Nascidas nos Estados Unidos nos anos 1960, no seio da cultura hippie, as "head shops" eram lojas que vendiam produtos para os apreciadores da cannabis, além de alguns itens relacionados ao estilo de vida dos jovens da época, como camisetas e pôsteres. No Brasil atual, o debate cada vez mais aberto sobre os benefícios da maconha medicinal e a legalização, mesmo com restrições, para o cultivo da planta fizeram ressurgir a cultura das head shops, com um serviço agregado ao das tradicionais tabacarias, mas que em muitos estabelecimentos é o carro-chefe do negócio.
– Muita gente aproveitou este momento para sair do armário – comenta Geziel Bernardes, proprietário da Tabakombi, head shop situada no bairro Pio XII.

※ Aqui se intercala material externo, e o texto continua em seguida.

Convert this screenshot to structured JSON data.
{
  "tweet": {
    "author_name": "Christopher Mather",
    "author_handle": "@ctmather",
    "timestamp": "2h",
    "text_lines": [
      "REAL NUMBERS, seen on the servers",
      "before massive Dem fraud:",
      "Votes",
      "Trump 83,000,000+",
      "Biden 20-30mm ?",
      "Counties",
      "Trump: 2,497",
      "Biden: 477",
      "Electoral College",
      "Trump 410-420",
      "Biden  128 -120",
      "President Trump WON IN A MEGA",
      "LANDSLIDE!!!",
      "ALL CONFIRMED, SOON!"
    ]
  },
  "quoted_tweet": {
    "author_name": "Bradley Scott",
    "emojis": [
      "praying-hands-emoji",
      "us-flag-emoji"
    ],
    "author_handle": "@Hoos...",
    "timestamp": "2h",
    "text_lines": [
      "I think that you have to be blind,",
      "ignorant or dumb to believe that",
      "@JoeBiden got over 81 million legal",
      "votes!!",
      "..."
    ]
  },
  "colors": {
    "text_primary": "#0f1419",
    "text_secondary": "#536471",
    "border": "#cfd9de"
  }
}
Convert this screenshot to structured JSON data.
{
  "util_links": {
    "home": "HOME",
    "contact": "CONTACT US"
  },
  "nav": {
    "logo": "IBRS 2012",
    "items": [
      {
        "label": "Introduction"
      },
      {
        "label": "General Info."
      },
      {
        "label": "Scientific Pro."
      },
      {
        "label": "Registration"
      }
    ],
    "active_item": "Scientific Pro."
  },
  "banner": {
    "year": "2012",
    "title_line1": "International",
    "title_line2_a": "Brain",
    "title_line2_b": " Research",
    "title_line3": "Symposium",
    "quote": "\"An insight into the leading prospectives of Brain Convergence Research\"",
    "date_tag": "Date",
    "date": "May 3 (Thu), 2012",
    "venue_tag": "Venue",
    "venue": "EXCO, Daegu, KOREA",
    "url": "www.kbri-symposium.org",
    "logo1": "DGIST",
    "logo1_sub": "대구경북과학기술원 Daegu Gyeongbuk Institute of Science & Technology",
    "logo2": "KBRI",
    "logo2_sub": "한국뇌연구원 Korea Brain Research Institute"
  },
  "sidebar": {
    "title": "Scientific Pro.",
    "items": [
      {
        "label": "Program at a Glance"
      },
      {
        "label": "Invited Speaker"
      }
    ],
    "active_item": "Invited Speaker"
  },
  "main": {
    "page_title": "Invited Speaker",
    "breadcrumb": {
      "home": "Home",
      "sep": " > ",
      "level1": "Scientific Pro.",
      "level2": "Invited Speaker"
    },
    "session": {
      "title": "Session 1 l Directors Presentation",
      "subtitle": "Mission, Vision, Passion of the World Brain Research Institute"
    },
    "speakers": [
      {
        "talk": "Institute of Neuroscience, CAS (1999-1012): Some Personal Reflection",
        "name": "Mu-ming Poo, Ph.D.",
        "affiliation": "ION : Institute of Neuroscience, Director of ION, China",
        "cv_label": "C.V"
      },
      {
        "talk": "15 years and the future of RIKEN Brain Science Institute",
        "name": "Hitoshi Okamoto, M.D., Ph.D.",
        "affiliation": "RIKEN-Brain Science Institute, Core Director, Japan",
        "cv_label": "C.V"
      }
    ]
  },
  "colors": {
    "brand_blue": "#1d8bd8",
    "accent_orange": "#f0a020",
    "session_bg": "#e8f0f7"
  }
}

Além de atender a um público que tem na apreciação da cannabis ou do tabaco um estilo de vida, e que por isso gosta de investir em produtos descolados, como piteiras de vidro, bongs e pipes, cachimbos, dichavadores, trituradores e dezenas outros acessórios para tornar mais personalizado o ritual de fumar, lojas como a Tabakombi trabalham com o conceito de redução de danos. São espaços que se propõem a ajudar seus clientes a encontrar formas de minimizar os impactos negativos para a saúde:
– Enquanto a política proibicionista exclui a pessoa que utiliza algum tipo de psicoativo, a política de redução de danos não exclui, mas acolhe e fornece recursos para ela fazer de forma mais segura e consciente. Cada vez menos gente fuma cigarro. Antigamente tinha quatro marcas de tabaco no mercado, hoje tem mais de 30. E o tabaco não tem as 4,7 mil substâncias tóxicas do cigarro. Além disso, o pessoal usa cada vez mais filtros, usa piteira de vidro ou papel, porque, quanto maior é a distância entre a boca e a queima, mais reduz os danos – exemplifica Renata Squinalli, companheira de Geziel e terapeuta canábica.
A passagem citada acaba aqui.